Aprovação de Trump cai para 35% com enfraquecimento do apoio republicano

Trump ataque Estado Islamico

Trump ataque Estado Islamico - Divulgação

A aprovação presidencial de Donald Trump atingiu 35% em pesquisa divulgada em Washington, refletindo queda significativa entre seus apoiadores republicanos. Levantamento Reuters/Ipsos de quatro dias, encerrado segunda-feira, mostrou recuo de um ponto percentual em relação a sondagem anterior do mesmo instituto este mês. O índice atual fica acima apenas do ponto mais baixo da presidência, 34%, registrado mês passado, e representa trajetória descendente desde os 47% iniciais de janeiro de 2025.

A erosão de apoio atinge especialmente o núcleo duro republicano. Dos eleitores do partido, 79% aprovam desempenho de Trump, queda de 82% no levantamento anterior e redução drástica frente aos 91% no início do mandato. Simultaneamente, 21% dos republicanos dizem desaprovar o presidente, comparado a apenas 5% logo após posse em janeiro de 2025. Crescimento exponencial em discordância revela fissura interna significativa.

Gasolina cara e conflito no Irã impactam aprovação

Preços elevados nos postos de gasolina representam fator central na queda de apoio. Após Trump ordenar ataques ao Irã em fevereiro ao lado de Israel, o conflito interrompeu expressiva parcela do comércio global de petróleo. Combustível para americanos subiu cerca de 50% desde então, atingindo bolsos de eleitores e gerando inquietação entre aliados republicanos que defendem maiorias parlamentares nas eleições legislativas de novembro.

O custo de vida, tema promesseiro da campanha de 2024, tornou-se ponto de vulnerabilidade. Entre republicanos, apenas 47% aprovam manejo de Trump sobre assunto, enquanto 46% desaprovam, divisão quase perfeita. No conjunto da população, apenas um em cinco aprova gestão do presidente sobre custo de vida, indicador alarmante para estratégia política.

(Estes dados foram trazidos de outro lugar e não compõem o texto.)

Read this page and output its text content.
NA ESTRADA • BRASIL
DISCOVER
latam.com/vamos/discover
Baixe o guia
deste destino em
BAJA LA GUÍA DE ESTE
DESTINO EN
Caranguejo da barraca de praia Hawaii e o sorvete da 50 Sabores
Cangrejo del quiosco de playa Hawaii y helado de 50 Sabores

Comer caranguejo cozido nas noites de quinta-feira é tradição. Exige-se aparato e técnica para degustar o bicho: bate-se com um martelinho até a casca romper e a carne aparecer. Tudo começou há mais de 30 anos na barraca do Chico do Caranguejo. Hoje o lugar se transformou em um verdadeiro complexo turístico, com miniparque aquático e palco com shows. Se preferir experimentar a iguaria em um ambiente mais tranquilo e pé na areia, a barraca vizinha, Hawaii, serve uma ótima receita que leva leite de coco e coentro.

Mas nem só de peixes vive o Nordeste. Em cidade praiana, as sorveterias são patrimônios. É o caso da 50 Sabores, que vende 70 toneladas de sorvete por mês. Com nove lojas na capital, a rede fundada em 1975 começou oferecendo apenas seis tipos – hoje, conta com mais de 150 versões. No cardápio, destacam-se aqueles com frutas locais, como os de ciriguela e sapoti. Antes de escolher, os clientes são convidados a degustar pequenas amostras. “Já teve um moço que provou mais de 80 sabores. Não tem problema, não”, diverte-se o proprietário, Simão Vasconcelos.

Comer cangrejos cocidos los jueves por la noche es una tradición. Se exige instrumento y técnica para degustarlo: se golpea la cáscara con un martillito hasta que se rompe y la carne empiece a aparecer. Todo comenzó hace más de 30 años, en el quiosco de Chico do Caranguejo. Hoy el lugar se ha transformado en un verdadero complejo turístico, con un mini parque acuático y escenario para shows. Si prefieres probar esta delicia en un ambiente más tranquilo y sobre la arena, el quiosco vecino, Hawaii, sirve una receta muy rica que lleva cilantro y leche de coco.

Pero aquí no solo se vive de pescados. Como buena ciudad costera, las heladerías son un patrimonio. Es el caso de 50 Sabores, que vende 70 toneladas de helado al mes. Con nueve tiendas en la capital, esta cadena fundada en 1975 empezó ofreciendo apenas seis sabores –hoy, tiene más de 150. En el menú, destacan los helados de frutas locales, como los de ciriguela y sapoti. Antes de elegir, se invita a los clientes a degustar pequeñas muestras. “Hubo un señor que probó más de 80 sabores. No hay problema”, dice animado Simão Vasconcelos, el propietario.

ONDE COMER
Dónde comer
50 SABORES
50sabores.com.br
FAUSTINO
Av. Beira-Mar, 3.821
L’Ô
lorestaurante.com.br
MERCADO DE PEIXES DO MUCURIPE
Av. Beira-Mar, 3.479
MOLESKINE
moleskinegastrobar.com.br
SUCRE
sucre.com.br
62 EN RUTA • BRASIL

Divisão republicana sobre políticas centrais

A pesquisa, realizada online com 1.271 adultos em âmbito nacional, apresentou margem de erro de 3 pontos percentuais para população geral e 5 pontos para republicanos. Estrategistas políticos republicanos alertam que queda de popularidade pode sinalizar enfraquecimento de entusiasmo entre eleitores do partido antes de novembro, quando ambas as câmaras do Congresso estarão em disputa.

Jeanette Hoffman, consultora republicana, destacou: “A preocupação maior é que republicanos não parecem tão motivados para comparecer nas eleições legislativas quanto democratas agora.” Ela observou que permanece indefinido o impacto real dos números em queda, considerando que quatro em cada cinco republicanos continuam apoiando Trump. “80% ainda é um número bem grande,” afirmou.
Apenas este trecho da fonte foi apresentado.